NASHVILLE, Tenn. (WKRN) – Former Vanderbilt University football players Brandon Vandenburg and Cory Batey were found guilty Tuesday on all counts they faced for the 2013 rape of Vandenburg’s then-girlfriend.
The jury reached its verdict after just three hours of deliberation.
The rape took place during the early morning hours of June 23, 2013 in Vandenburg’s on-campus dorm room at Gillette House. The victim was unconscious at the time.
Vandenburg was found guilty on four counts of aggravated rape, one count of attempted aggravated rape, two counts of aggravated sexual battery and one count each of tampering with evidence and unlawful photography.
Batey was found guilty on four counts of aggravated rape, one count of attempted aggravated rape and two counts of aggravated sexual battery.
Both men were taken into custody after the verdict was read. Sentencing will be held March 6.
Aggravated rape is a Class A felony punishable by 15 to 80 years in jail. Aggravated sexual battery is a Class B Felony punishable by 8 to 30 years in jail.
Vandenburg faces 1 to 6 years for the unlawful photography count and 3 to 15 years for the tampering with evidence count.
It’s likely the sentences, a 15-year minimum for each defendant, would be served concurrently, or at the same time.
Vandenburg and Batey, who testified in court Monday, were charged alongside former teammates Brandon Banks and Jaborian “Tip” McKenzie.
Trial dates for Banks and McKenzie have not yet been set. McKenzie testified against his former teammates last week.
A statement prepared by the victim was read by Assistant District Attorney Jan Norman following the verdict. Watch the full statement here.
She said, in part, she hopes the publicity of the case will help end sexual assaults on other college campuses across the country. Read the full statement here.

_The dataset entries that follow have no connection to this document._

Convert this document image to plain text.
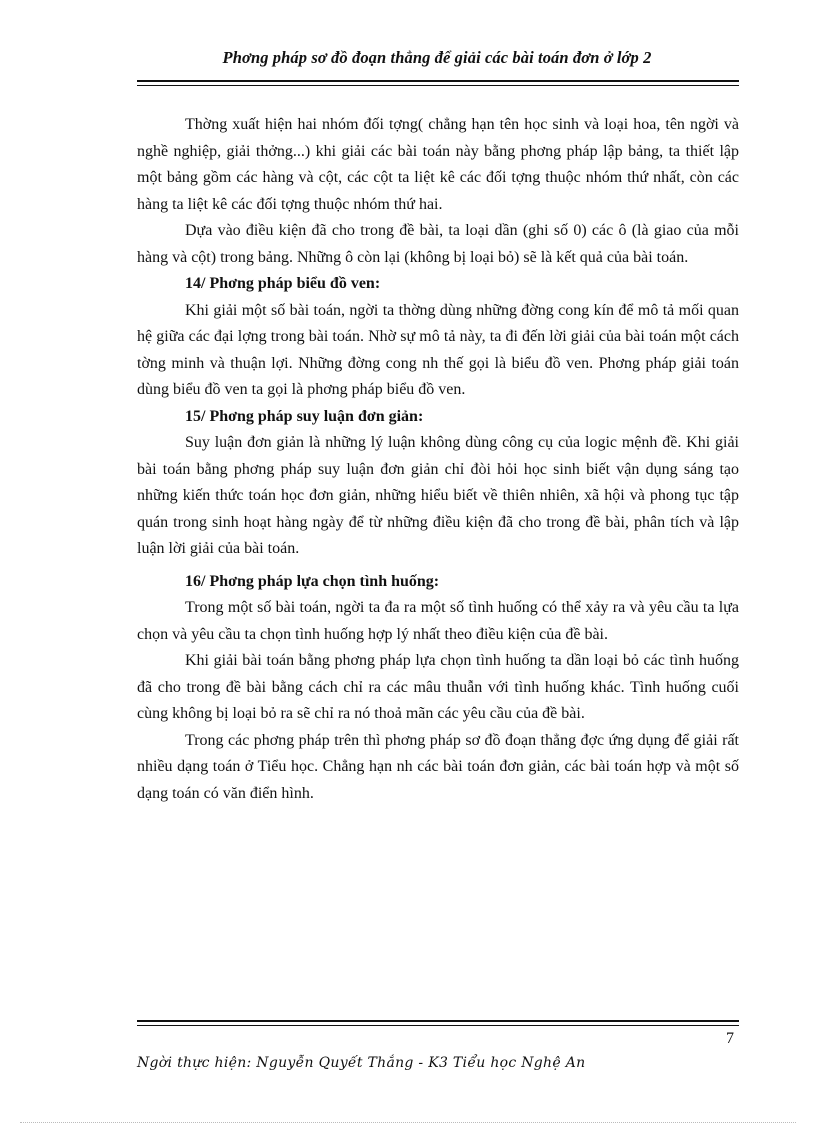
Phơng pháp sơ đồ đoạn thẳng để giải các bài toán đơn ở lớp 2

Thờng xuất hiện hai nhóm đối tợng( chẳng hạn tên học sinh và loại hoa, tên ngời và nghề nghiệp, giải thởng...) khi giải các bài toán này bằng phơng pháp lập bảng, ta thiết lập một bảng gồm các hàng và cột, các cột ta liệt kê các đối tợng thuộc nhóm thứ nhất, còn các hàng ta liệt kê các đối tợng thuộc nhóm thứ hai.

Dựa vào điều kiện đã cho trong đề bài, ta loại dần (ghi số 0) các ô (là giao của mỗi hàng và cột) trong bảng. Những ô còn lại (không bị loại bỏ) sẽ là kết quả của bài toán.

14/ Phơng pháp biểu đồ ven:

Khi giải một số bài toán, ngời ta thờng dùng những đờng cong kín để mô tả mối quan hệ giữa các đại lợng trong bài toán. Nhờ sự mô tả này, ta đi đến lời giải của bài toán một cách tờng minh và thuận lợi. Những đờng cong nh thế gọi là biểu đồ ven. Phơng pháp giải toán dùng biểu đồ ven ta gọi là phơng pháp biểu đồ ven.

15/ Phơng pháp suy luận đơn giản:

Suy luận đơn giản là những lý luận không dùng công cụ của logic mệnh đề. Khi giải bài toán bằng phơng pháp suy luận đơn giản chỉ đòi hỏi học sinh biết vận dụng sáng tạo những kiến thức toán học đơn giản, những hiểu biết về thiên nhiên, xã hội và phong tục tập quán trong sinh hoạt hàng ngày để từ những điều kiện đã cho trong đề bài, phân tích và lập luận lời giải của bài toán.

16/ Phơng pháp lựa chọn tình huống:

Trong một số bài toán, ngời ta đa ra một số tình huống có thể xảy ra và yêu cầu ta lựa chọn và yêu cầu ta chọn tình huống hợp lý nhất theo điều kiện của đề bài.

Khi giải bài toán bằng phơng pháp lựa chọn tình huống ta dần loại bỏ các tình huống đã cho trong đề bài bằng cách chỉ ra các mâu thuẫn với tình huống khác. Tình huống cuối cùng không bị loại bỏ ra sẽ chỉ ra nó thoả mãn các yêu cầu của đề bài.

Trong các phơng pháp trên thì phơng pháp sơ đồ đoạn thẳng đợc ứng dụng để giải rất nhiều dạng toán ở Tiểu học. Chẳng hạn nh các bài toán đơn giản, các bài toán hợp và một số dạng toán có văn điển hình.

7
Ngời thực hiện: Nguyễn Quyết Thắng - K3 Tiểu học Nghệ An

“Finally, I want to remind other victims of sexual violence: You are not alone. You are not to blame,” the victim’s statement concluded.
Defense attorneys for both Batey and Vandenburg addressed the media following the guilty verdict.

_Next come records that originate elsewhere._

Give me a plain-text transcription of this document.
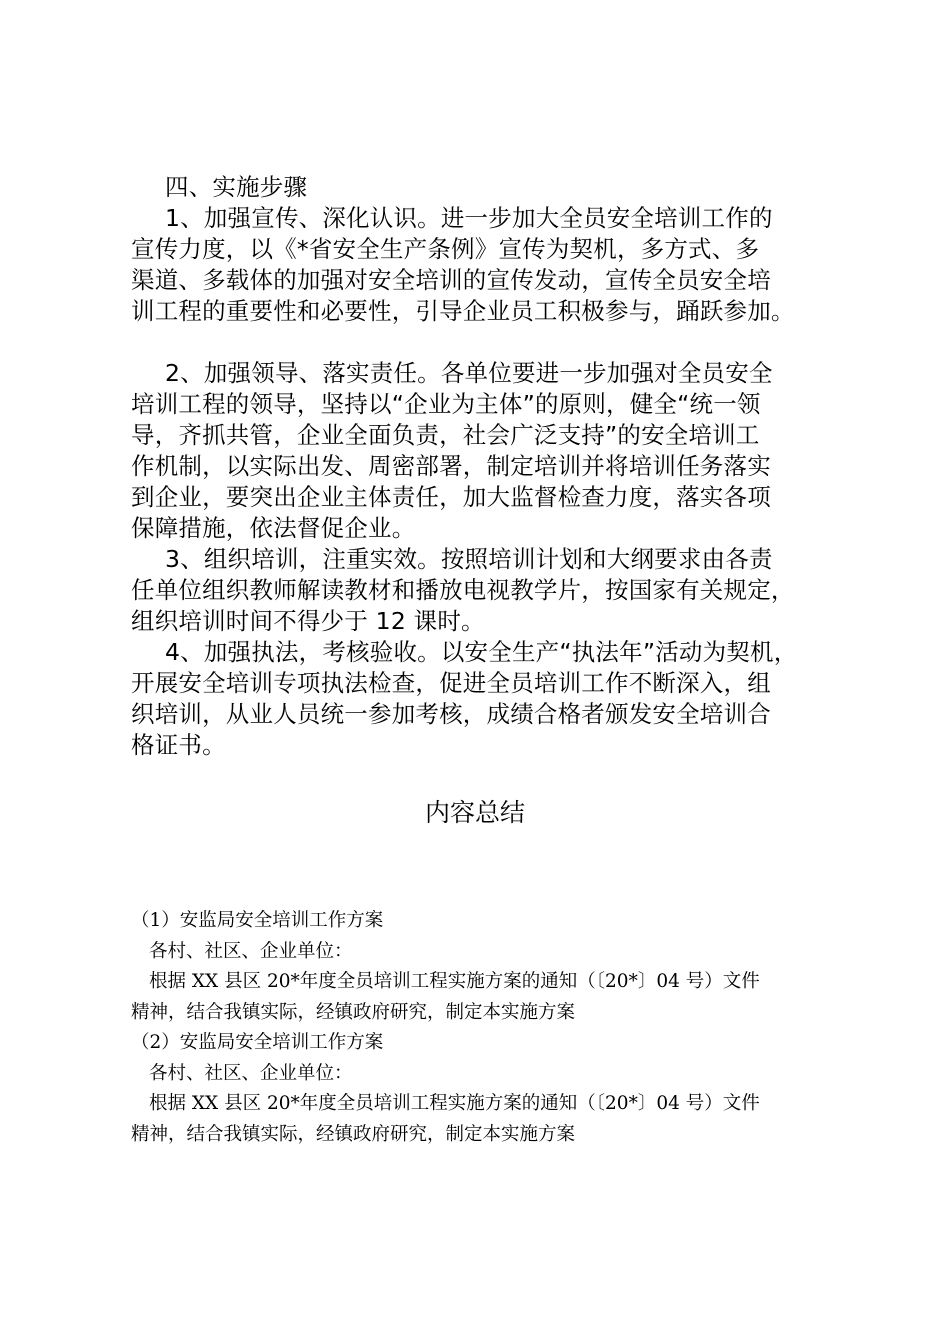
四、实施步骤

1、加强宣传、深化认识。进一步加大全员安全培训工作的

宣传力度，以《*省安全生产条例》宣传为契机，多方式、多

渠道、多载体的加强对安全培训的宣传发动，宣传全员安全培

训工程的重要性和必要性，引导企业员工积极参与，踊跃参加。

2、加强领导、落实责任。各单位要进一步加强对全员安全

培训工程的领导，坚持以“企业为主体”的原则，健全“统一领

导，齐抓共管，企业全面负责，社会广泛支持”的安全培训工

作机制，以实际出发、周密部署，制定培训并将培训任务落实

到企业，要突出企业主体责任，加大监督检查力度，落实各项

保障措施，依法督促企业。

3、组织培训，注重实效。按照培训计划和大纲要求由各责

任单位组织教师解读教材和播放电视教学片，按国家有关规定，

组织培训时间不得少于 12 课时。

4、加强执法，考核验收。以安全生产“执法年”活动为契机，

开展安全培训专项执法检查，促进全员培训工作不断深入，组

织培训，从业人员统一参加考核，成绩合格者颁发安全培训合

格证书。

内容总结

（1）安监局安全培训工作方案

各村、社区、企业单位：

根据 XX 县区 20*年度全员培训工程实施方案的通知（〔20*〕04 号）文件

精神，结合我镇实际，经镇政府研究，制定本实施方案

（2）安监局安全培训工作方案

各村、社区、企业单位：

根据 XX 县区 20*年度全员培训工程实施方案的通知（〔20*〕04 号）文件

精神，结合我镇实际，经镇政府研究，制定本实施方案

“I think we did the best we could. I think we shined a light on a national problem. There’s several tragedies in this case,” Batey’s attorney Worrick Robinson said.
Albert Perez Jr., Vandenburg’s attorney, tearfully stated, “It’s very difficult for a person who is young to understand what happened because he asked me, ‘What happened?’ He didn’t understand.”
Beth Fortune, Vice Chancellor for Public Affairs at Vanderbilt University, also issued a statement on behalf of the school Tuesday evening. Read the full statement here.
“The conduct revealed by the evidence at trial was profoundly disturbing and utterly unacceptable. Our heart goes out to the victim,” she stated. “Her testimony was forceful and brave. She has received our care and support.”